We brachten een heeeeel rustige nacht door op de parkeerplaats, zo rustig dat het leek alsof ze de "stiltemodus" hadden ingeschakeld. We waren alleen, alsof ze het hele park alleen voor mij hadden afgesloten. 's Ochtends begonnen er auto's te arriveren, maar niemand stoorde ons. Sommigen groetten me zelfs met een gezicht van "kijk hoe knap die hond van de camper is". Nou en of, knap ben ik.

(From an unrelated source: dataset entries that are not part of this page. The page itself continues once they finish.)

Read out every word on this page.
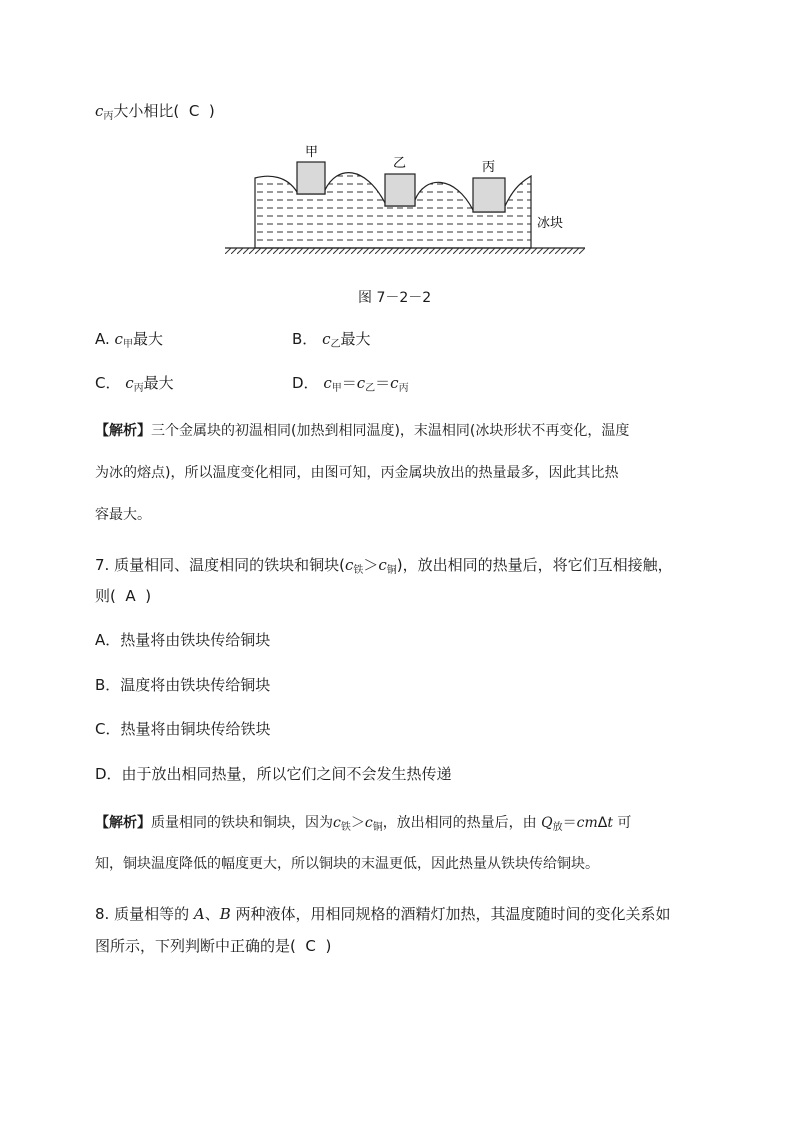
$c_丙$大小相比( C )
甲
乙	丙
冰块
图 7－2－2
A. $c_甲$最大	B． $c_乙$最大
C． $c_丙$最大	D． $c_甲=c_乙=c_丙$
【解析】三个金属块的初温相同(加热到相同温度)，末温相同(冰块形状不再变化，温度
为冰的熔点)，所以温度变化相同，由图可知，丙金属块放出的热量最多，因此其比热
容最大。
7. 质量相同、温度相同的铁块和铜块$(c_铁>c_铜)$，放出相同的热量后，将它们互相接触，
则( A )
A．热量将由铁块传给铜块
B．温度将由铁块传给铜块
C．热量将由铜块传给铁块
D．由于放出相同热量，所以它们之间不会发生热传递
【解析】质量相同的铁块和铜块，因为$c_铁>c_铜$，放出相同的热量后，由 $Q_放=cm\Delta t$ 可
知，铜块温度降低的幅度更大，所以铜块的末温更低，因此热量从铁块传给铜块。
8. 质量相等的 A、B 两种液体，用相同规格的酒精灯加热，其温度随时间的变化关系如
图所示，下列判断中正确的是( C )
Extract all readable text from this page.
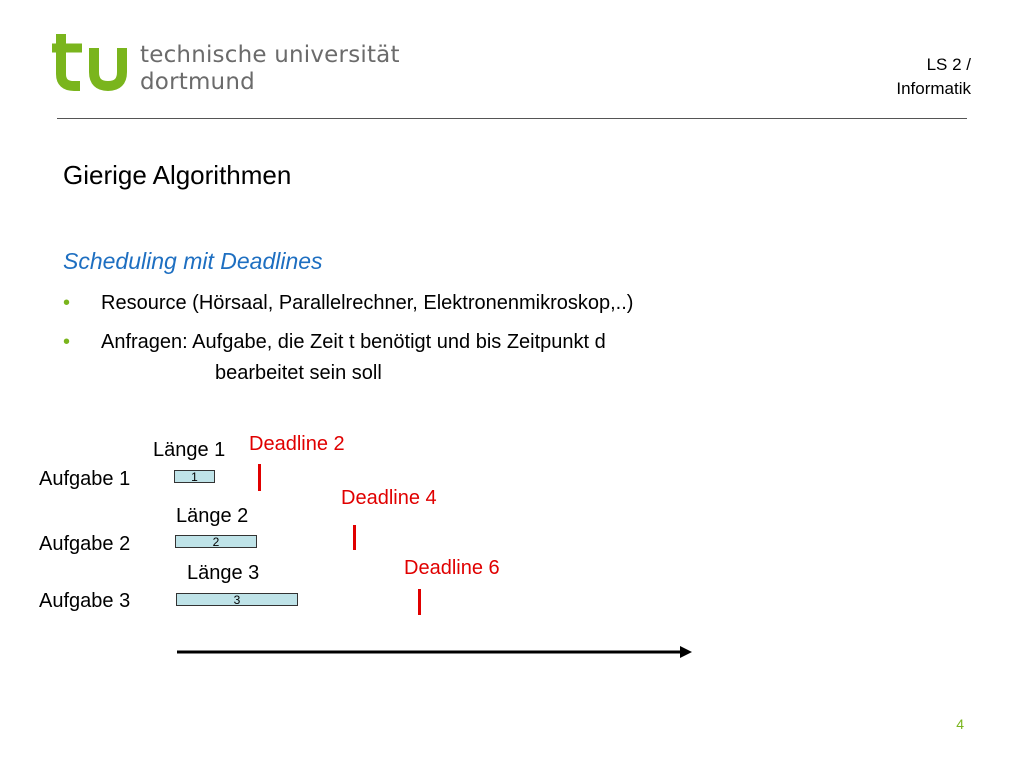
technische universität
dortmund
LS 2 /
Informatik
Gierige Algorithmen
Scheduling mit Deadlines
• Resource (Hörsaal, Parallelrechner, Elektronenmikroskop,..)
• Anfragen: Aufgabe, die Zeit t benötigt und bis Zeitpunkt d
bearbeitet sein soll
Länge 1 Deadline 2
Aufgabe 1	1
Deadline 4
Länge 2
Aufgabe 2	2
Deadline 6
Länge 3
Aufgabe 3	3
4
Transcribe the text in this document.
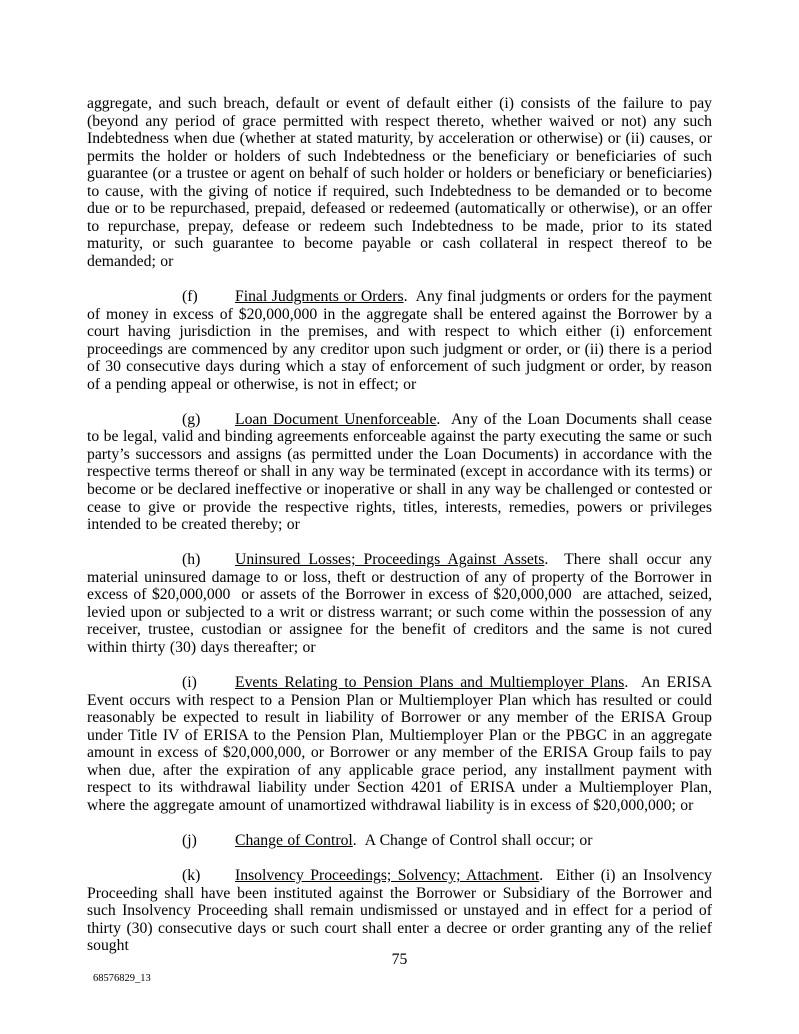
aggregate, and such breach, default or event of default either (i) consists of the failure to pay (beyond any period of grace permitted with respect thereto, whether waived or not) any such Indebtedness when due (whether at stated maturity, by acceleration or otherwise) or (ii) causes, or permits the holder or holders of such Indebtedness or the beneficiary or beneficiaries of such guarantee (or a trustee or agent on behalf of such holder or holders or beneficiary or beneficiaries) to cause, with the giving of notice if required, such Indebtedness to be demanded or to become due or to be repurchased, prepaid, defeased or redeemed (automatically or otherwise), or an offer to repurchase, prepay, defease or redeem such Indebtedness to be made, prior to its stated maturity, or such guarantee to become payable or cash collateral in respect thereof to be demanded; or

(f) Final Judgments or Orders.  Any final judgments or orders for the payment of money in excess of $20,000,000 in the aggregate shall be entered against the Borrower by a court having jurisdiction in the premises, and with respect to which either (i) enforcement proceedings are commenced by any creditor upon such judgment or order, or (ii) there is a period of 30 consecutive days during which a stay of enforcement of such judgment or order, by reason of a pending appeal or otherwise, is not in effect; or

(g) Loan Document Unenforceable.  Any of the Loan Documents shall cease to be legal, valid and binding agreements enforceable against the party executing the same or such party’s successors and assigns (as permitted under the Loan Documents) in accordance with the respective terms thereof or shall in any way be terminated (except in accordance with its terms) or become or be declared ineffective or inoperative or shall in any way be challenged or contested or cease to give or provide the respective rights, titles, interests, remedies, powers or privileges intended to be created thereby; or

(h) Uninsured Losses; Proceedings Against Assets.  There shall occur any material uninsured damage to or loss, theft or destruction of any of property of the Borrower in excess of $20,000,000  or assets of the Borrower in excess of $20,000,000  are attached, seized, levied upon or subjected to a writ or distress warrant; or such come within the possession of any receiver, trustee, custodian or assignee for the benefit of creditors and the same is not cured within thirty (30) days thereafter; or

(i) Events Relating to Pension Plans and Multiemployer Plans.  An ERISA Event occurs with respect to a Pension Plan or Multiemployer Plan which has resulted or could reasonably be expected to result in liability of Borrower or any member of the ERISA Group under Title IV of ERISA to the Pension Plan, Multiemployer Plan or the PBGC in an aggregate amount in excess of $20,000,000, or Borrower or any member of the ERISA Group fails to pay when due, after the expiration of any applicable grace period, any installment payment with respect to its withdrawal liability under Section 4201 of ERISA under a Multiemployer Plan, where the aggregate amount of unamortized withdrawal liability is in excess of $20,000,000; or

(j) Change of Control.  A Change of Control shall occur; or

(k) Insolvency Proceedings; Solvency; Attachment.  Either (i) an Insolvency Proceeding shall have been instituted against the Borrower or Subsidiary of the Borrower and such Insolvency Proceeding shall remain undismissed or unstayed and in effect for a period of thirty (30) consecutive days or such court shall enter a decree or order granting any of the relief sought

75
68576829_13
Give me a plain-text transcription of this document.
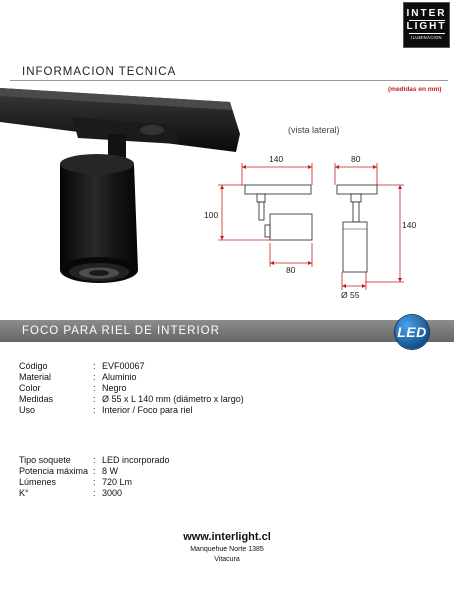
INTER
LIGHT
ILUMINACION
INFORMACION TECNICA
(medidas en mm)
(vista lateral)
140
100
80
80
140
Ø 55
FOCO PARA RIEL DE INTERIOR	LED
Código	: EVF00067
Material	: Aluminio
Color	: Negro
Medidas	: Ø 55 x L 140 mm (diámetro x largo)
Uso	: Interior / Foco para riel
Tipo soquete : LED incorporado
Potencia máxima : 8 W
Lúmenes	: 720 Lm
K°	: 3000
www.interlight.cl
Manquehue Norte 1385
Vitacura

We vertrokken rustig, zoals altijd. Jullie weten het, onze motor heeft geen turbo... onze ochtenden worden direct zonder haast uit de fabriek geleverd. In ongeveer vijfentwintig minuten arriveerden we in Whitehead, parkeerden we en gingen op weg naar de Blackhead Lighthouse. Die vuurtoren hangt hoog op de kliffen alsof hij op wacht staat en ervoor zorgt dat geen enkel schip verdwaalt. Papi Edu en ik hadden daar een paar weken geleden al gewandeld met oom Joan, maar voor oom Javi was het een wereldpremière. Ik kende elke steen van de weg al, maar deed alsof ik verrast was om de opwinding niet te bederven. "Oh, wat een ongelooflijk uitzicht!", blafte ik met een gezicht van een beginnende toerist.
Op de terugweg wachtte er een mobiele koffiebar. Ik kreeg geen koffie (hondenongerechtigheid), maar de mensen serveerden zichzelf iets fris en ik kreeg een paar kruimels die per ongeluk waren gevallen. Alles in evenwicht.
Daarna weer de weg op, bijna een uur. Voordat we in Ballymena aankwamen, stopten we in een van die lelijke lay-by's, omringd door vrachtwagens en verdachte vuilnisbakken, maar perfect om te eten en een dutje te doen. Ik noem het "een rustplaats zonder glamour, maar met de functie goed vervuld".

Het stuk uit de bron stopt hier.